Sobre violência, justiça, culpa, inocência

Fui membro do tribunal do júri durante alguns anos. Participei de alguns julgamentos difíceis, horas e horas de tensão, conhecendo a miséria humana de perto, ouvindo afirmações pesadas, discursos emocionados, às vezes irracionais, de promotores e advogados. Mas aprendi bastante sobre julgamentos. A lição mais importante – e foi fundamental para minha formação profissional – veio da afirmação de um magistrado: “Valem os autos”.

O que isso significa? Significa que, diante de um caso em julgamento o que está em discussão no tribunal do júri são os fatos coletados pela polícia judicial (provas), mais os argumentos e documentos anexados pela acusação e pela defesa. Embora sejam válidos, testemunhos verbais, diante do júri, servem para auxiliar ou reforçar a formação dos conceitos finais – culpa ou inocência?

Lembro-me de um julgamento em que o réu era acusado de tentativa de homicídio; o rapaz tinha uma extensa ficha criminal, condenações anteriores em outro Estado, por delitos como assalto, porte ilegal de arma de fogo e tentativa de homicídio. O mesmo magistrado dirigiu-se aos membros do júri e advertiu: “O que está em julgamento aqui é o que consta dos autos”. Ou seja, a acusação específica.

No caso em tela, o réu acabou sendo favorecido justamente por uma peça que constava dos autos, um bilhete de amor da companheira que ele tentara matar. Ela escreveu o bilhete e deixou-o na portaria da cadeia onde ele estava preso por conta da tentativa de homicídio. O bilhete representou uma atenuante: a acusação foi desqualificada para lesão corporal grave, que prevê pena menor.

Não é fácil julgar alguém. A gente nunca sabe o que se passa na cabeça das pessoas. Quais são os componentes familiares, as encrencas psicológicas, as dificuldades sociais, enfim, a própria complexidade humana. E não estou defendendo ninguém, estou apenas divagando sobre violência, justiça, culpa, inocência, e o quanto tudo isso diz respeito ao jornalismo, à correção da informação, à ética e à inesgotável paixão pela verdade – porque ela tem que se basear nos autos, nas provas.
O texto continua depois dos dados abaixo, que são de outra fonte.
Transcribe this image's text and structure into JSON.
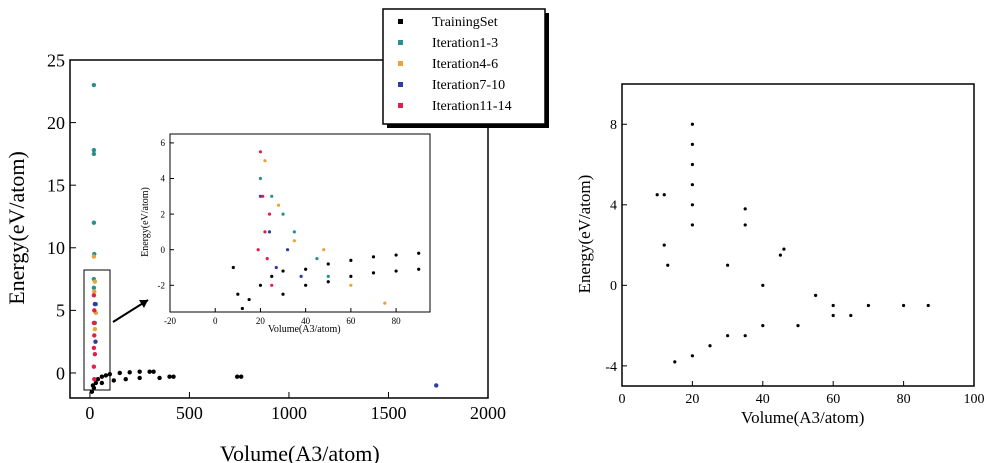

Que os culpados sejam punidos, sim, mas com fundamento nos autos. Nem pode ser diferente – e não cabe à mídia (não é papel da mídia) condenar ou absolver as pessoas. Só num regime autoritário, discricionário, arbitrário, fascista, é que alguém pode ser execrado publicamente antes de ser julgado e condenado (ou absolvido). Não num regime democrático, com imprensa livre e responsável.